Total Incentive Payout
Revenue Payout % + ROCE Payout % + Personal Objective Payout % = Total Incentive Payout %
Award
Total Incentive Payout % x VICP Percentage x Participant’s Salary
The maximum Award payable to a Participant pursuant to the Plan for the Plan Year shall not exceed $4,000,000.
  D.   Payment Date
Eligible participants will be paid Awards no later than December [_, 20__].
  E.   Change in Employment Status or Position
Awards to Participants changing status (to/from eligible/ineligible position) are to be pro-rated by eligible weeks on the Company (or its wholly-owned subsidiaries) payroll divided by the number of weeks of the Plan Year. Awards are calculated for each position a Participant holds through the Plan Year and are pro-rated accordingly based on calendar weeks in each position. New or rehired employees who enter the Plan after the start of the Plan Year will receive a pro-rated Award based on the time actually in the Plan. Awards for Participants who are on an unpaid leave of absence will be pro-rated based upon eligible calendar weeks on the Company (or its wholly-owned subsidiaries) payroll divided by the number of weeks of the Plan Year (no such pro-ration will occur for any portion of an Award attributable to personal objectives).
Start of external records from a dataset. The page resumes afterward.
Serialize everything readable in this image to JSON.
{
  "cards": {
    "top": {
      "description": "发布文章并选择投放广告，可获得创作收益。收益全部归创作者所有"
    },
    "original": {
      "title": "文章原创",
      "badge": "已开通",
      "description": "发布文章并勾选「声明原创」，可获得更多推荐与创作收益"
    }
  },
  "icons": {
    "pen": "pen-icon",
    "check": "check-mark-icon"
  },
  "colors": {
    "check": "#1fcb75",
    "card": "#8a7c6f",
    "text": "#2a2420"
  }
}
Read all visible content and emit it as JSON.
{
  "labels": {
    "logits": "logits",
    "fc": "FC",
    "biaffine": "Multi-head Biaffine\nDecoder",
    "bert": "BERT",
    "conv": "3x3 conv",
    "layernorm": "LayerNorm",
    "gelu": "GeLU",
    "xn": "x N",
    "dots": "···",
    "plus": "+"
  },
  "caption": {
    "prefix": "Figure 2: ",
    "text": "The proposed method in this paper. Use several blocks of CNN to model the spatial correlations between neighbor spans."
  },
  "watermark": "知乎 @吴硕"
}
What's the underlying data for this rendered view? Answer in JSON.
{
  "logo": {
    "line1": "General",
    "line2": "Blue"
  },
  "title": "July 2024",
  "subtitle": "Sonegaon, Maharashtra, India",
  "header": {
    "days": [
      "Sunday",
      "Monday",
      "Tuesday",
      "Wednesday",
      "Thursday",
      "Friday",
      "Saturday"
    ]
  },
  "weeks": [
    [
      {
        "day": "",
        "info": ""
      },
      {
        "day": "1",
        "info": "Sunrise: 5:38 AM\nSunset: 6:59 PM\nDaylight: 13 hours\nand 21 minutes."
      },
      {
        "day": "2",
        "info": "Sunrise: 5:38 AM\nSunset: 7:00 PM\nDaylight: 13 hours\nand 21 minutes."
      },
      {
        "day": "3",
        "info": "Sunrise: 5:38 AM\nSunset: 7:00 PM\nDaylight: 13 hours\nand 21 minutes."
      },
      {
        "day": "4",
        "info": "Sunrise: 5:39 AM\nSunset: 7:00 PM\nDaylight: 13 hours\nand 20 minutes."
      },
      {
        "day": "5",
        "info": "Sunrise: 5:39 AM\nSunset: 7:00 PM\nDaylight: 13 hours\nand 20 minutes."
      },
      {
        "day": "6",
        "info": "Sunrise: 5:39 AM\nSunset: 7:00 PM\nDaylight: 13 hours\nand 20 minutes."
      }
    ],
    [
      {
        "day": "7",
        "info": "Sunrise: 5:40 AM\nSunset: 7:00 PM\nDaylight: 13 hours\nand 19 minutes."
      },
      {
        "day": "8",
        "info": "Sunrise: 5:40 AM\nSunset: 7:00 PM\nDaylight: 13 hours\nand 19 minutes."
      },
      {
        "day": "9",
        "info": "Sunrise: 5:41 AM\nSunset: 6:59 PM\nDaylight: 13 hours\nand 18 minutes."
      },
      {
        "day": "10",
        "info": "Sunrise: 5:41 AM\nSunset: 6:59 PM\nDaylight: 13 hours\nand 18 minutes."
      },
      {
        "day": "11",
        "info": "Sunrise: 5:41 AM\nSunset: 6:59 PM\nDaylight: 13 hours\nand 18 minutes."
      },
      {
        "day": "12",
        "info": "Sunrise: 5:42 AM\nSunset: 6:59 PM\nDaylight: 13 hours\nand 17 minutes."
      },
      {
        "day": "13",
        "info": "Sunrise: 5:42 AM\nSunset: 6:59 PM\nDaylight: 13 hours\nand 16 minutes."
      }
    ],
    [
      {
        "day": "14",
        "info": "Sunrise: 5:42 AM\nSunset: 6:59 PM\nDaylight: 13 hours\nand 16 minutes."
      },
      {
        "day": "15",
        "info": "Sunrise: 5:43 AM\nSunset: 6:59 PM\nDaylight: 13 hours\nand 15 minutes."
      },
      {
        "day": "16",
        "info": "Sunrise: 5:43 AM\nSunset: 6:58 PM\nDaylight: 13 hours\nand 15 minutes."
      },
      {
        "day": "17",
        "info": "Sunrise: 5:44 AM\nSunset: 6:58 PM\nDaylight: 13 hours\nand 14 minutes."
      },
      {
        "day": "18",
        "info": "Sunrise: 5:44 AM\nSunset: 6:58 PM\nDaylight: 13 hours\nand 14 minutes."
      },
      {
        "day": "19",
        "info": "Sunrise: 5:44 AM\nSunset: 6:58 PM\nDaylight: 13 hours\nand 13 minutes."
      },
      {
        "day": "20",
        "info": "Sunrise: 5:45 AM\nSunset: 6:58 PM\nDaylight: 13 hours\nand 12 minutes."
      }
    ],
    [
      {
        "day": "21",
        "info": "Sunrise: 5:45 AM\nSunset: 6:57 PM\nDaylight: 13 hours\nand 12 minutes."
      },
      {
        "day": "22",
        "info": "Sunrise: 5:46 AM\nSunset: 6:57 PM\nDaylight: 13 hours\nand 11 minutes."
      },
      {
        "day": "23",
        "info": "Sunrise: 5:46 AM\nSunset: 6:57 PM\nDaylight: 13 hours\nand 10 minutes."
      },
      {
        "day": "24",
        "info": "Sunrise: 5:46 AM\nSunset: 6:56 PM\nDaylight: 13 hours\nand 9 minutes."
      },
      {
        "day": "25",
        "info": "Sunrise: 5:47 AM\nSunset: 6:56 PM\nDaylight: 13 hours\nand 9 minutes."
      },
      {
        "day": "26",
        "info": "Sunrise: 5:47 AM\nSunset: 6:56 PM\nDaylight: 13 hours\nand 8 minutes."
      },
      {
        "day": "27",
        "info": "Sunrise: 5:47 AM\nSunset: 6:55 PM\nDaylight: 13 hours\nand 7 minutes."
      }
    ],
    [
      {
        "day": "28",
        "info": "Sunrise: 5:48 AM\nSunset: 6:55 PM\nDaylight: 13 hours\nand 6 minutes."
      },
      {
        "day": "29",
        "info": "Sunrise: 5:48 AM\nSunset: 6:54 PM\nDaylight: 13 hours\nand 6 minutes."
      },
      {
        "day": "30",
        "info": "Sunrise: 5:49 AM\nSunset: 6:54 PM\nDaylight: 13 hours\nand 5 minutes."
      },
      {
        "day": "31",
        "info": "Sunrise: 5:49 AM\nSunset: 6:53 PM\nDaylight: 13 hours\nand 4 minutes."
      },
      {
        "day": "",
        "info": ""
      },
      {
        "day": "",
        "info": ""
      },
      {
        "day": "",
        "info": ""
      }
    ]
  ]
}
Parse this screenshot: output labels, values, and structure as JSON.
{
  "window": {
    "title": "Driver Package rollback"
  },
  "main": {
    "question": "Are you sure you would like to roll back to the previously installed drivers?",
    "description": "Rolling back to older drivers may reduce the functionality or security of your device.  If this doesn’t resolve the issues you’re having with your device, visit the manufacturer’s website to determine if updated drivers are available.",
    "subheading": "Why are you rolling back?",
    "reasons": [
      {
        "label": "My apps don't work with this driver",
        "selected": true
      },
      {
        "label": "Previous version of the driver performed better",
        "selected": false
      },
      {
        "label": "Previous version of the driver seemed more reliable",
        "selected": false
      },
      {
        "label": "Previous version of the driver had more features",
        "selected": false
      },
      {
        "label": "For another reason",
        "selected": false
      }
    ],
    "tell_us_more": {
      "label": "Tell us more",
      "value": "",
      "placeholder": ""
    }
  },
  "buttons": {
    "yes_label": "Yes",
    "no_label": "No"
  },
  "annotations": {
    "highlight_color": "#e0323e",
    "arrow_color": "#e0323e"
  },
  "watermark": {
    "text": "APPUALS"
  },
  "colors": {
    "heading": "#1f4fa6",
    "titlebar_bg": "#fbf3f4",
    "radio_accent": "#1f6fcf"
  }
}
  F.   Shareholder Approval
Awards payable in respect of fiscal 2011 performance are subject to and conditioned upon shareholder approval of amendments to the 2008 LTIP at the 2011 annual meeting of shareholders. [Applicable only to awards for fiscal 2011; shareholders approved the amendments to the 2008 LTIP at the 2011 annual meeting.]
  IV.   ADMINISTRATION
The Committee is responsible for the administration of the Plan and its interpretation, including decisions on eligibility, Participant’s VICP Percentage, and the establishment of Performance Goals.
  V.   MISCELLANEOUS
Compensation under this Plan is subject to the Company’s Compensation Clawback Policy, as it may be amended from time to time. Nothing in this Plan document or associated communications in any way promises or guarantees the compensation or employment of any Participant with Company or any successor or related company. In the event of a conflict between this Plan and the terms and conditions of a Participant’s employment agreement with the Company (if applicable), the terms and conditions of the Participant’s employment agreement shall govern.